As for why transaction prices in the convenience store industry are going up, the chief executive explained that current buyers are being aggressive and want to lock in lower interest rates. One of the most aggressive buyers is ETP, he added.
“We ran up against them in a couple of transactions. We were a bidder for MACS [Mid-Atlantic Convenience Stores],” Topper revealed.
Despite ETP aggressively buying Sunoco Inc., MACS and now Susser Holdings, he said acquisitions are still available and Lehigh Gas is currently looking at “eight or nine deals, but they won’t happen soon because we are digesting the two deals we just announced.”
Topper was referring to Lehigh Gas’ recent acquisition of Petroleum Marketers Inc. (PMI) and the company's purchase of certain assets from Atlas Oil Co., both of which he said are key to Lehigh Gas’ future.
The PMI acquisition, which closed April 30 and carried a $61-million price tag, includes 85 convenience stores and nine co-located, branded quick-service restaurants along the Interstate 81 corridor in Virginia, as well as a petroleum products distribution business. Topper reiterated that the company expects to transfer the operations of certain sites to third parties and to affiliates outside of its master limited partnership structure.
The Atlas Oil transaction for $38.5 million, which is still pending, involves 55 wholesale supply contracts, two commission marketing contracts and 11 fee or leasehold sites in the Chicago area and northwest Indiana that are BP branded.
“We are looking forward to entering the Chicago market and growing our business,” Topper said on the earnings call. “That transaction should close in the second quarter."
Weather Comes Into Play
As for Lehigh Gas’ 2014 first-quarter earnings, seven weather events in the three months ended March 31 had a significant impact, as did lower motor fuel margins.
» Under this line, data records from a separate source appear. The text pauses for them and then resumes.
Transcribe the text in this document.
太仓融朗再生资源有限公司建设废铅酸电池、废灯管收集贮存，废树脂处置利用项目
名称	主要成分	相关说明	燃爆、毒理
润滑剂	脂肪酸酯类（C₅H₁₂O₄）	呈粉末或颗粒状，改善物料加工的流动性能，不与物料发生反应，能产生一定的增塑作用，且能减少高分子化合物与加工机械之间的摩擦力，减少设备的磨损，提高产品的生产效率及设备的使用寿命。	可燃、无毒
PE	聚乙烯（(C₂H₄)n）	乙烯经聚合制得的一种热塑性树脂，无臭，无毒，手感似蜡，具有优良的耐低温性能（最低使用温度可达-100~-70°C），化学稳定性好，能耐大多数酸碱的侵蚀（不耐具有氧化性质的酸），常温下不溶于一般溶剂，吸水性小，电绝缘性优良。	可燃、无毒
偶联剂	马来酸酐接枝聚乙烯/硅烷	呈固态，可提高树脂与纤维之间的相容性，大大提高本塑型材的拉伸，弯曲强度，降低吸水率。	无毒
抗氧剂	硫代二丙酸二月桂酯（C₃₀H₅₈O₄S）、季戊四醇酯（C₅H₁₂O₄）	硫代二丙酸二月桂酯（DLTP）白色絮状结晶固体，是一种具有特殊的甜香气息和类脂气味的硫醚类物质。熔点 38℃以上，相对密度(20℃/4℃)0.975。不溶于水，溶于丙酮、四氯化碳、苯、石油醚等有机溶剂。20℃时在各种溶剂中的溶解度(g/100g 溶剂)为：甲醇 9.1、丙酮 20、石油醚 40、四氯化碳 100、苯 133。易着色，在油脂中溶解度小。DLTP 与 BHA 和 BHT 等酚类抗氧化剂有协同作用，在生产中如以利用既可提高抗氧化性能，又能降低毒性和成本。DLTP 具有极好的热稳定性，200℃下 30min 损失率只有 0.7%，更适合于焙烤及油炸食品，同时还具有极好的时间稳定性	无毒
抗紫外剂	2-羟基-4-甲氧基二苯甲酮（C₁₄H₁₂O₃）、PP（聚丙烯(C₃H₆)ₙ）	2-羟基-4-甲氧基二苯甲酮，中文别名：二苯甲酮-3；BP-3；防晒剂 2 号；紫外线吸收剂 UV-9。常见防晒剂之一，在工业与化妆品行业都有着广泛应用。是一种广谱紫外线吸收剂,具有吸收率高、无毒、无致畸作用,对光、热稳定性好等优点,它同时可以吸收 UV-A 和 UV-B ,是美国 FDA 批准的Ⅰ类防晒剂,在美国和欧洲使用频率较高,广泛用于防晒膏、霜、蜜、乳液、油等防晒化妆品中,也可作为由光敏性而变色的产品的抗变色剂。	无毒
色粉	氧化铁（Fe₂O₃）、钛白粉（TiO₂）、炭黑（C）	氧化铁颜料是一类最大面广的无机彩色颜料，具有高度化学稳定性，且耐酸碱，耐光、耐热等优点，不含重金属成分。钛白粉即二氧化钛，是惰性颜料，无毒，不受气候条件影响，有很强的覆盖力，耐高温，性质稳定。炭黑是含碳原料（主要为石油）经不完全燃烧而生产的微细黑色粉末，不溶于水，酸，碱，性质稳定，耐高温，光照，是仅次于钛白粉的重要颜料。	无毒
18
Net income for the company came in at $1.4 million vs. $3.7 million in the same quarter a year ago.
On a positive note, revenues from fuel sales increased to $296 million during the most recent quarter, an increase of $78 million. In addition, Topper noted that fuel margins have improved during Lehigh Gas’ second quarter thus far.
Lehigh Gas Partners LP owns or leases 625 sites in 14 states, and distributes fuel to more than 1,100 locations.